In Watcher, Monroe brilliantly evokes the spirally disorientation of an outsider starved of sleep and rational thought, who fears no one will hear her cries if her darkest fears are realised and she is being stalked by a murderous predator. Cinematographer Benjamin Kirk Nielsen takes notes from Stanley Kubrick and Roman Polanski to mine terror from wide, open spaces. Nowhere is safe.
Actress Julia (Monroe) and husband Francis (Karl Glusman) relocate from New York to Romania, his mother’s homeland, for a promotion to the Bucharest office of his marketing company. They move into a spacious apartment with large windows overlooking a courtyard and a similar block of flats.

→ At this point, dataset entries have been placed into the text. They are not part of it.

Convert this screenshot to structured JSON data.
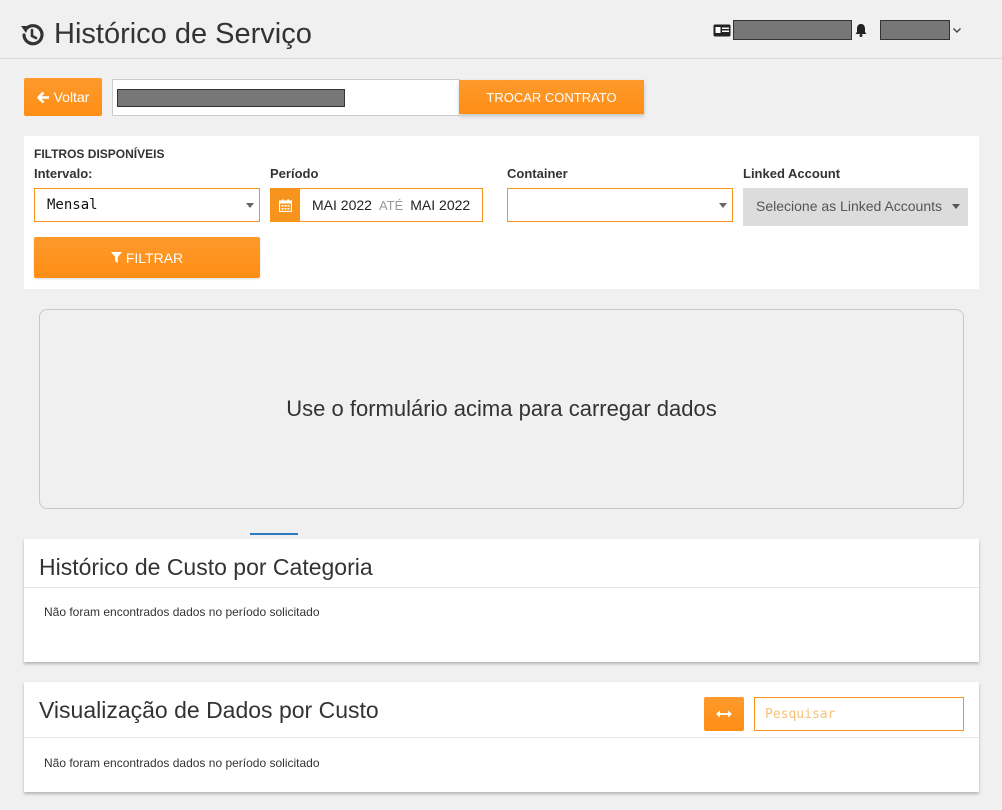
{
  "header": {
    "title": "Histórico de Serviço",
    "icons": [
      "history-icon",
      "id-card-icon",
      "bell-icon",
      "chevron-down-icon"
    ]
  },
  "toolbar": {
    "back_label": "Voltar",
    "swap_contract_label": "TROCAR CONTRATO"
  },
  "filters": {
    "title": "FILTROS DISPONÍVEIS",
    "interval_label": "Intervalo:",
    "interval_value": "Mensal",
    "period_label": "Período",
    "period_start": "MAI 2022",
    "period_separator": "ATÉ",
    "period_end": "MAI 2022",
    "container_label": "Container",
    "container_value": "",
    "linked_account_label": "Linked Account",
    "linked_account_placeholder": "Selecione as Linked Accounts",
    "filter_button_label": "FILTRAR"
  },
  "main": {
    "empty_message": "Use o formulário acima para carregar dados"
  },
  "cards": {
    "category_history": {
      "title": "Histórico de Custo por Categoria",
      "message": "Não foram encontrados dados no período solicitado"
    },
    "cost_view": {
      "title": "Visualização de Dados por Custo",
      "message": "Não foram encontrados dados no período solicitado",
      "search_placeholder": "Pesquisar"
    }
  },
  "colors": {
    "accent": "#f7941d",
    "background": "#f0f0f0",
    "text": "#333333"
  }
}
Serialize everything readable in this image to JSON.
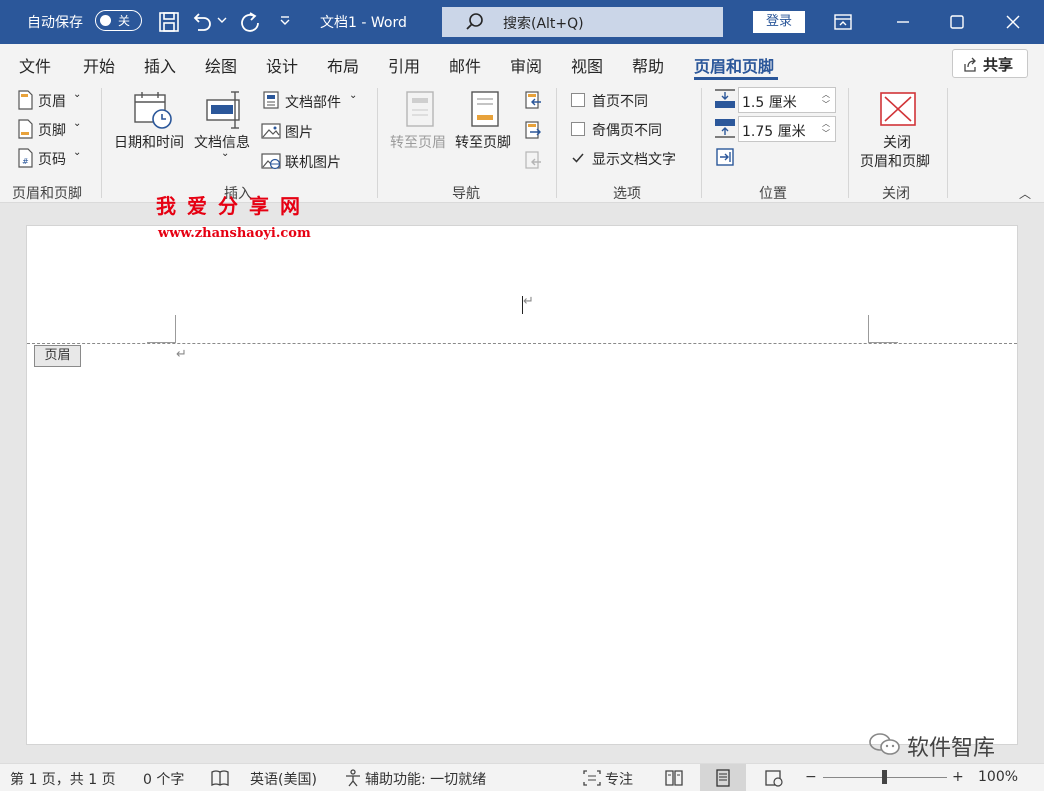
{
  "titlebar": {
    "autosave_label": "自动保存",
    "autosave_state": "关",
    "doc_title": "文档1  -  Word",
    "search_placeholder": "搜索(Alt+Q)",
    "login_label": "登录",
    "icons": [
      "save-icon",
      "undo-icon",
      "redo-icon",
      "customize-qat-icon",
      "ribbon-display-icon",
      "minimize-icon",
      "maximize-icon",
      "close-icon"
    ]
  },
  "menu": {
    "tabs": [
      "文件",
      "开始",
      "插入",
      "绘图",
      "设计",
      "布局",
      "引用",
      "邮件",
      "审阅",
      "视图",
      "帮助",
      "页眉和页脚"
    ],
    "active_tab": "页眉和页脚",
    "share_label": "共享"
  },
  "ribbon": {
    "hf_group": {
      "header": "页眉",
      "footer": "页脚",
      "page_number": "页码",
      "label": "页眉和页脚"
    },
    "insert_group": {
      "datetime": "日期和时间",
      "docinfo": "文档信息",
      "quickparts": "文档部件",
      "picture": "图片",
      "online_picture": "联机图片",
      "label": "插入"
    },
    "nav_group": {
      "goto_header": "转至页眉",
      "goto_footer": "转至页脚",
      "label": "导航"
    },
    "options_group": {
      "first_page": "首页不同",
      "odd_even": "奇偶页不同",
      "show_doc_text": "显示文档文字",
      "first_page_checked": false,
      "odd_even_checked": false,
      "show_doc_text_checked": true,
      "label": "选项"
    },
    "position_group": {
      "header_top": "1.5 厘米",
      "footer_bottom": "1.75 厘米",
      "label": "位置"
    },
    "close_group": {
      "close_line1": "关闭",
      "close_line2": "页眉和页脚",
      "label": "关闭"
    }
  },
  "document": {
    "header_tag": "页眉",
    "watermark_title": "我爱分享网",
    "watermark_url": "www.zhanshaoyi.com",
    "overlay_text": "软件智库"
  },
  "status": {
    "page": "第 1 页，共 1 页",
    "words": "0 个字",
    "language": "英语(美国)",
    "accessibility": "辅助功能: 一切就绪",
    "focus": "专注",
    "zoom": "100%",
    "minus": "−",
    "plus": "+"
  },
  "colors": {
    "brand": "#2b579a",
    "watermark": "#e60012",
    "close_icon": "#d13438"
  }
}
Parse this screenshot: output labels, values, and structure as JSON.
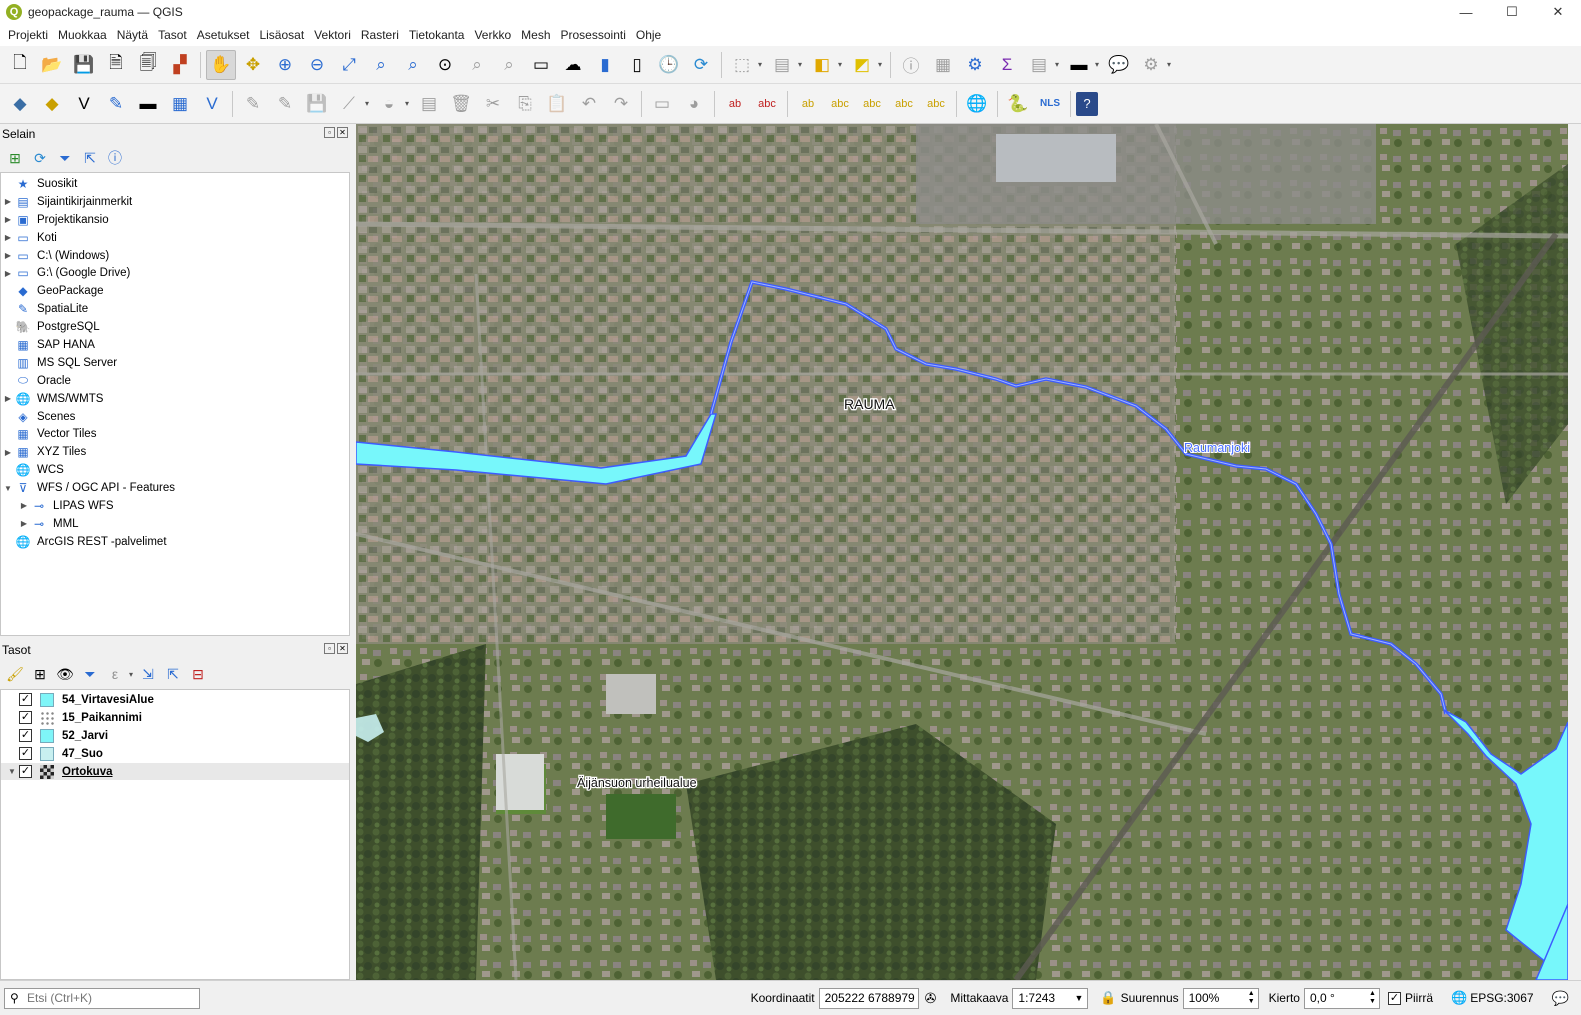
{
  "window": {
    "title": "geopackage_rauma — QGIS",
    "minimize": "—",
    "maximize": "☐",
    "close": "✕",
    "app_icon": "Q"
  },
  "menu": [
    "Projekti",
    "Muokkaa",
    "Näytä",
    "Tasot",
    "Asetukset",
    "Lisäosat",
    "Vektori",
    "Rasteri",
    "Tietokanta",
    "Verkko",
    "Mesh",
    "Prosessointi",
    "Ohje"
  ],
  "browser": {
    "title": "Selain",
    "items": [
      {
        "label": "Suosikit",
        "icon": "★",
        "expand": ""
      },
      {
        "label": "Sijaintikirjainmerkit",
        "icon": "▤",
        "expand": "▶"
      },
      {
        "label": "Projektikansio",
        "icon": "▣",
        "expand": "▶"
      },
      {
        "label": "Koti",
        "icon": "▭",
        "expand": "▶"
      },
      {
        "label": "C:\\ (Windows)",
        "icon": "▭",
        "expand": "▶"
      },
      {
        "label": "G:\\ (Google Drive)",
        "icon": "▭",
        "expand": "▶"
      },
      {
        "label": "GeoPackage",
        "icon": "◆",
        "expand": ""
      },
      {
        "label": "SpatiaLite",
        "icon": "✎",
        "expand": ""
      },
      {
        "label": "PostgreSQL",
        "icon": "🐘",
        "expand": ""
      },
      {
        "label": "SAP HANA",
        "icon": "▦",
        "expand": ""
      },
      {
        "label": "MS SQL Server",
        "icon": "▥",
        "expand": ""
      },
      {
        "label": "Oracle",
        "icon": "⬭",
        "expand": ""
      },
      {
        "label": "WMS/WMTS",
        "icon": "🌐",
        "expand": "▶"
      },
      {
        "label": "Scenes",
        "icon": "◈",
        "expand": ""
      },
      {
        "label": "Vector Tiles",
        "icon": "▦",
        "expand": ""
      },
      {
        "label": "XYZ Tiles",
        "icon": "▦",
        "expand": "▶"
      },
      {
        "label": "WCS",
        "icon": "🌐",
        "expand": ""
      },
      {
        "label": "WFS / OGC API - Features",
        "icon": "⊽",
        "expand": "▼"
      },
      {
        "label": "LIPAS WFS",
        "icon": "⊸",
        "expand": "▶",
        "indent": true
      },
      {
        "label": "MML",
        "icon": "⊸",
        "expand": "▶",
        "indent": true
      },
      {
        "label": "ArcGIS REST -palvelimet",
        "icon": "🌐",
        "expand": ""
      }
    ]
  },
  "layers": {
    "title": "Tasot",
    "items": [
      {
        "name": "54_VirtavesiAlue",
        "checked": "✓",
        "swatch": "#7ff5f8"
      },
      {
        "name": "15_Paikannimi",
        "checked": "✓",
        "swatch": "dots"
      },
      {
        "name": "52_Jarvi",
        "checked": "✓",
        "swatch": "#7ff5f8"
      },
      {
        "name": "47_Suo",
        "checked": "✓",
        "swatch": "#c8f0f0"
      },
      {
        "name": "Ortokuva",
        "checked": "✓",
        "swatch": "raster"
      }
    ]
  },
  "map": {
    "labels": [
      {
        "text": "RAUMA"
      },
      {
        "text": "Raumanjoki"
      },
      {
        "text": "Äijänsuon urheilualue"
      }
    ],
    "water_color": "#77f7fb",
    "river_color": "#3d5cff"
  },
  "status": {
    "search_placeholder": "Etsi (Ctrl+K)",
    "coord_label": "Koordinaatit",
    "coord_value": "205222  6788979",
    "scale_label": "Mittakaava",
    "scale_value": "1:7243",
    "magnifier_label": "Suurennus",
    "magnifier_value": "100%",
    "rotation_label": "Kierto",
    "rotation_value": "0,0 °",
    "render_label": "Piirrä",
    "crs": "EPSG:3067"
  },
  "toolbar2_text": {
    "nls": "NLS"
  }
}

Francis spends long hours at work. Thankfully, next-door neighbour Irina (Madalina Anea) speaks English and is sensitive to Julia’s feelings of isolation.
Alone in the apartment, Julia notices a man across the street staring back at her. She learns the capital is in the grip of a serial killer nicknamed The Spider and Julia fixates on the possibility that the neighbour opposite, Daniel Weber (Burn Gorman), might be the perpetrator. Following an unsettling encounter with Daniel at a local supermarket, Julia and Francis review CCTV footage. “He’s staring at me!” she professes, referencing a frozen image on the screen. “Or he’s staring at the woman that’s staring at him,” calmly rationalises Francis.
Watcher is a stylish and clinical study of psychological disintegration, tethered to Julia’s powerlessness because no crime has been committed. Monroe hits every emotional beat as her character is dragged repeatedly through the wringer and Gorman perfects a chillingly silent stare that could be social awkwardness or something sinister. Writer-director Okuno’s vice-like grip loosens in the final 10 minutes but the hard work has already been accomplished.